I have a lot to think about before I make my decision.  There is still information I need.  I have to finish off my application process.  I have to see about financial aid.  There is a lot to do and what if after all this work I don’t get accepted or get the money needed?  Will I be disappointed?  Am I crazy?

School or not

Recently I was wandering through a college catalog looking for information for my daughter.  Now I’ve wandered through college catalogs a lot.  I almost always look at what classes are offered in English and Writing.  I look, I dream, I move on. 

However, I’m working at the University now.  I looked at the classes for a degree or two.  These sounded interesting.  There is a big part of me that says, “What are you thinking?  You are too old, fat, settled, poor… and a whole lot more to go back to school.”

Then there is that other voice – you know the one – the one that says I double dare you.  Well of course you can’t pass up a double dare.  So being an intelligent researcher – I start looking at the requirements.  Now this is my alma mater so I did my first degree there.  I looked around and there really are a number of classes I would like to take but one class is nearly $1000.  But they have a creative writing, poetry, fiction, screen writer classes that all sound very interesting.

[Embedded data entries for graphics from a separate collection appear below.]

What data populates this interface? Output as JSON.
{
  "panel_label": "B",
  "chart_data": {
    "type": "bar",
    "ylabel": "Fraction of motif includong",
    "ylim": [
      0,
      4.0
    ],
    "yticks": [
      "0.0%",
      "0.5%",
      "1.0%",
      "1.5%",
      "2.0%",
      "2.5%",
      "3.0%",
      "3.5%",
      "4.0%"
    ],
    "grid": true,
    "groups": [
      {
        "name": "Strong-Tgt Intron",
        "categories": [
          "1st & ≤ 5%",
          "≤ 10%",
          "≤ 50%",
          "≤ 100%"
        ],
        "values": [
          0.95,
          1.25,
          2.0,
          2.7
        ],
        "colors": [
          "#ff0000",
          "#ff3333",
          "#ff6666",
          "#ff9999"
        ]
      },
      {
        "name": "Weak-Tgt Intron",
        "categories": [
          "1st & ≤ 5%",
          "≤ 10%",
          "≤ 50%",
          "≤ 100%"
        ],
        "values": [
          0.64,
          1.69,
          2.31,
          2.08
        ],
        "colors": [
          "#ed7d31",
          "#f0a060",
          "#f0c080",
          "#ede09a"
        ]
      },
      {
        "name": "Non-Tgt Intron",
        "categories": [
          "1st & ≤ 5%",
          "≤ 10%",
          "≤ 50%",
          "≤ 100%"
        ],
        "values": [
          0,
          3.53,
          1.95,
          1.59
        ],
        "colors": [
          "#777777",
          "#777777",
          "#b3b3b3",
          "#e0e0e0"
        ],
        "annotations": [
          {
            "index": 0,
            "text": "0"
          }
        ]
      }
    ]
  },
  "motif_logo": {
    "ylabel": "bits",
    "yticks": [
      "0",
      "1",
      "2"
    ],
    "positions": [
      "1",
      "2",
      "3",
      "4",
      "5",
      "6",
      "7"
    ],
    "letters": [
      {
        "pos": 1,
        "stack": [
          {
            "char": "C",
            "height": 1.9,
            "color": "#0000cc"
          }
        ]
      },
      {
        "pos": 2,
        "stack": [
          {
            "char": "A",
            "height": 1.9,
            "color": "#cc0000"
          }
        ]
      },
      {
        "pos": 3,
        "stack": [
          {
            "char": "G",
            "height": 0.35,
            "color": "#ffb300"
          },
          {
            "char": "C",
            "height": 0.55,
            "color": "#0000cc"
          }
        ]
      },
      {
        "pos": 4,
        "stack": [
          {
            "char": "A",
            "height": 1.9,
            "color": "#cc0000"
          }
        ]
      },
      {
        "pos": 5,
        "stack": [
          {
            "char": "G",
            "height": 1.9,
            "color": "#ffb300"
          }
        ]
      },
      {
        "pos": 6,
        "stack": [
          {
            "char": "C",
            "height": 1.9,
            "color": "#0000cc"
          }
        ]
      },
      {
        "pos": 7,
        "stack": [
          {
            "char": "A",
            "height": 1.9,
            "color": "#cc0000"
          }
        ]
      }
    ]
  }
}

All of this looking and thinking brought up a lot of questions.  I don’t like not knowing stuff.  It frustrates me.  I talked to people and have all this information floating around in my head.  My first degree would allow me to go back and get a second major without having to do anything more than take the classes I want.  However, no financial aid would be available to me. 

If I decide to get a BA or BS then I could get financial aid.  However, I would either have to take a lab science class (yuck) or a year of languages (double yuck).  I’m not good at any of them.  Zoology I got a B and German I got a D.  My mind is saying nope – shouldn’t do this.

Yet the email with all the information sits in my inbox and I can’t delete it.  Do I want to be the oldest student in the classes?  Do I want to deal with a bunch of teenagers in these classes?  Do I want to hassle with tiny little desks?   Do I want to add another degree to my resume?  Would it still leave me time to write?  Will it help me to get published?  This definitely bears thinking about.  I guess that is the stage I’m at – thinking about it.